Question: Consider the following two probability distributions of expected future returns for stocks A and B: Probability Return Stock A Stock B (%) (%) 0.1 -7.5%
Consider the following two probability distributions of expected future returns for stocks A and B:
| Probability | Return | |
|---|---|---|
| Stock A | Stock B | |
| (%) | (%) | |
| 0.1 | -7.5% | -26.25% |
| 0.2 | 1.5 | 0 |
| 0.4 | 9 | 15 |
| 0.2 | 15 | 18.75 |
| 0.1 | 28.5 | 33.75 |
Suppose you know that the expected rate of return for stock A is 9% and would like to calculate the expected return for stock B.
The expected rate of return for stock B is approximately ________ %.
Suppose you know that the standard deviation of expected returns for stock B is 15.2602% and would like to calculate the standard deviation of expected returns for stock A.
Hint: Recall that the expected rate of return for stock A is 9%.

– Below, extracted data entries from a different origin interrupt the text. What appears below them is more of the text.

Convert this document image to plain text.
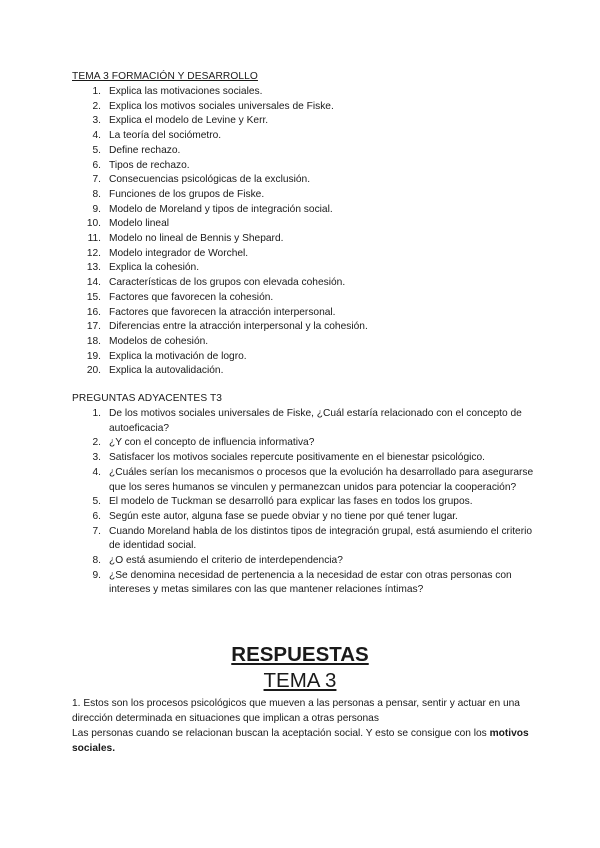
TEMA 3 FORMACIÓN Y DESARROLLO
1. Explica las motivaciones sociales.
2. Explica los motivos sociales universales de Fiske.
3. Explica el modelo de Levine y Kerr.
4. La teoría del sociómetro.
5. Define rechazo.
6. Tipos de rechazo.
7. Consecuencias psicológicas de la exclusión.
8. Funciones de los grupos de Fiske.
9. Modelo de Moreland y tipos de integración social.
10. Modelo lineal
11. Modelo no lineal de Bennis y Shepard.
12. Modelo integrador de Worchel.
13. Explica la cohesión.
14. Características de los grupos con elevada cohesión.
15. Factores que favorecen la cohesión.
16. Factores que favorecen la atracción interpersonal.
17. Diferencias entre la atracción interpersonal y la cohesión.
18. Modelos de cohesión.
19. Explica la motivación de logro.
20. Explica la autovalidación.
PREGUNTAS ADYACENTES T3
1. De los motivos sociales universales de Fiske, ¿Cuál estaría relacionado con el concepto de autoeficacia?
2. ¿Y con el concepto de influencia informativa?
3. Satisfacer los motivos sociales repercute positivamente en el bienestar psicológico.
4. ¿Cuáles serían los mecanismos o procesos que la evolución ha desarrollado para asegurarse que los seres humanos se vinculen y permanezcan unidos para potenciar la cooperación?
5. El modelo de Tuckman se desarrolló para explicar las fases en todos los grupos.
6. Según este autor, alguna fase se puede obviar y no tiene por qué tener lugar.
7. Cuando Moreland habla de los distintos tipos de integración grupal, está asumiendo el criterio de identidad social.
8. ¿O está asumiendo el criterio de interdependencia?
9. ¿Se denomina necesidad de pertenencia a la necesidad de estar con otras personas con intereses y metas similares con las que mantener relaciones íntimas?
RESPUESTAS
TEMA 3
1. Estos son los procesos psicológicos que mueven a las personas a pensar, sentir y actuar en una dirección determinada en situaciones que implican a otras personas
Las personas cuando se relacionan buscan la aceptación social. Y esto se consigue con los motivos sociales.
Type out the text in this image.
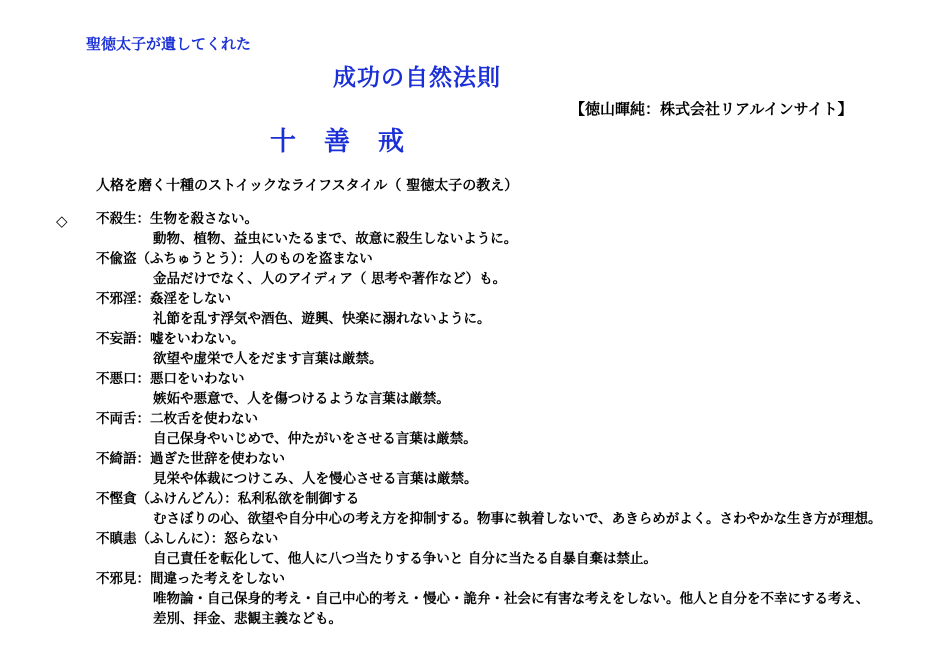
聖徳太子が遺してくれた
成功の自然法則
【徳山暉純：株式会社リアルインサイト】
十善戒
人格を磨く十種のストイックなライフスタイル（ 聖徳太子の教え）
◇ 不殺生：生物を殺さない。
動物、植物、益虫にいたるまで、故意に殺生しないように。
不偸盗（ふちゅうとう）：人のものを盗まない
金品だけでなく、人のアイディア（ 思考や著作など）も。
不邪淫：姦淫をしない
礼節を乱す浮気や酒色、遊興、快楽に溺れないように。
不妄語：嘘をいわない。
欲望や虚栄で人をだます言葉は厳禁。
不悪口：悪口をいわない
嫉妬や悪意で、人を傷つけるような言葉は厳禁。
不両舌：二枚舌を使わない
自己保身やいじめで、仲たがいをさせる言葉は厳禁。
不綺語：過ぎた世辞を使わない
見栄や体裁につけこみ、人を慢心させる言葉は厳禁。
不慳貪（ふけんどん）：私利私欲を制御する
むさぼりの心、欲望や自分中心の考え方を抑制する。物事に執着しないで、あきらめがよく。さわやかな生き方が理想。
不瞋恚（ふしんに）：怒らない
自己責任を転化して、他人に八つ当たりする争いと 自分に当たる自暴自棄は禁止。
不邪見：間違った考えをしない
唯物論・自己保身的考え・自己中心的考え・慢心・詭弁・社会に有害な考えをしない。他人と自分を不幸にする考え、
差別、拝金、悲観主義なども。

The variance of the expected returns for stock A is approximately ____% while the standard deviation of expected returns for stock A is approximately _____ %.
Using your calculations in the previous parts of the problem, the coefficient of variation of stock B is approximately ____ .
True or False: Investors will always view the stock with a lower coefficient of variation as a safer choice when compared to a stock with a higher coefficient of variation.